Every Woodworker Needs a Cutting Gauge
This must-have layout tool will help you get tight joints every time.
Synopsis: The cutting gauge is indispensable for furniture making. It’s perfect for marking dovetail and tenon shoulders, and can be used to sever fibers and minimize tearout before making a crossgrain cut with a tablesaw or router. Timothy Rousseau takes a look at the two types of cutting gauge and shows how to sharpen and tune up the cutter so it will give you the precise line you need to make tight joinery.
Tight joinery begins with crisp, accurate layout. This is why a scribed or cut line is better than a pencil line for most layout work. A knife and square can be used for most (if not all) layout jobs, but I find that a gauge is often more efficient and accurate. The three most commonly used in woodworking are the marking gauge, the mortise gauge, and the cutting gauge. Marking and mortise gauges use a pointed pin to scribe lines with the grain, while a cutting gauge has a knifelike blade that slices fibers across the grain.
All three are necessary if you cut joinery by hand, particularly the mortise-and-tenon. However, if you use a powered apprentice to cut mortises and tenons, then the marking and mortise gauges won’t get much use. The cutting gauge, however, is an indispensable tool for furniture making regardless of which tools you use to cut joinery. It’s perfect for marking dovetail and tenon shoulders, and can be used to sever fibers and minimize tearout before making a crossgrain cut with a tablesaw or router.
There are two types of cutting gauges. Wheel gauges have a steel beam with a round cutter at the end. The fence is usually round, too. These work fine, but I prefer the traditional-style cutting gauge with a wooden beam and fence. The cutter is often a spear-point knife that is held in the beam by a wedge. Because they have a wider fence, I find these gauges track the edge of the board more easily than wheel gauges. However, before you put one to use, it’s a good idea to give it a quick tune-up. It’s not hard, and I’ll show you what to do.

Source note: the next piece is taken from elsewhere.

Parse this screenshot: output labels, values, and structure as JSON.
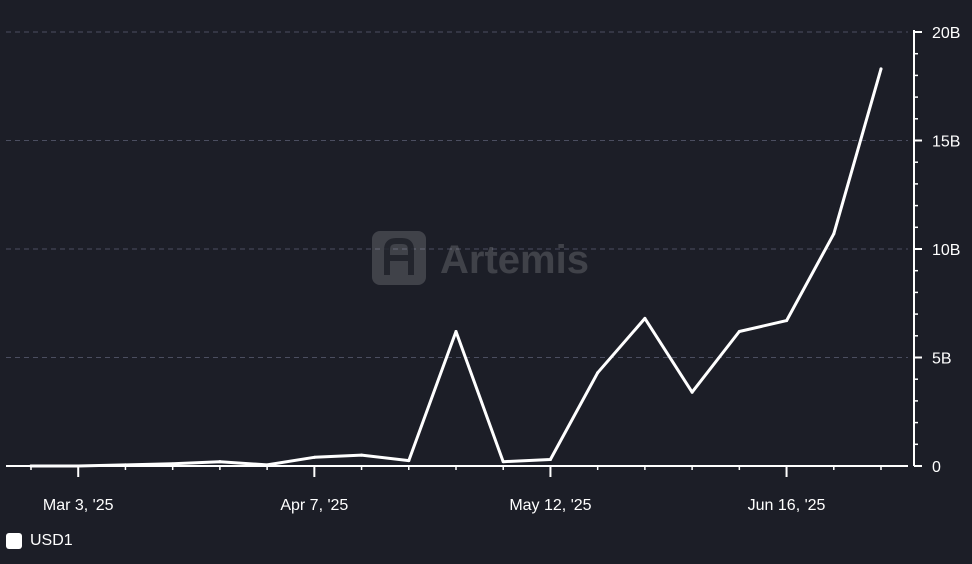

Tweak the fence and cutter
Start with the fence, which must be flat (check it with a 12-in. rule) so that it glides smoothly along the workpiece. Any hiccup caused by the fence is transferred to the cutter, leaving a hiccup in your layout line, too. The result? Joints that aren’t as tight as they could be. Check that the beam is square to the fence. If it’s not, use a chisel to pare the wall of the mortise square, then glue a thin shim to the pared wall so that the beam slides smoothly in the mortise. If the beam is square, slide it back and forth in the mortise. If it is difficult to move, file the mortise until the beam slides smoothly.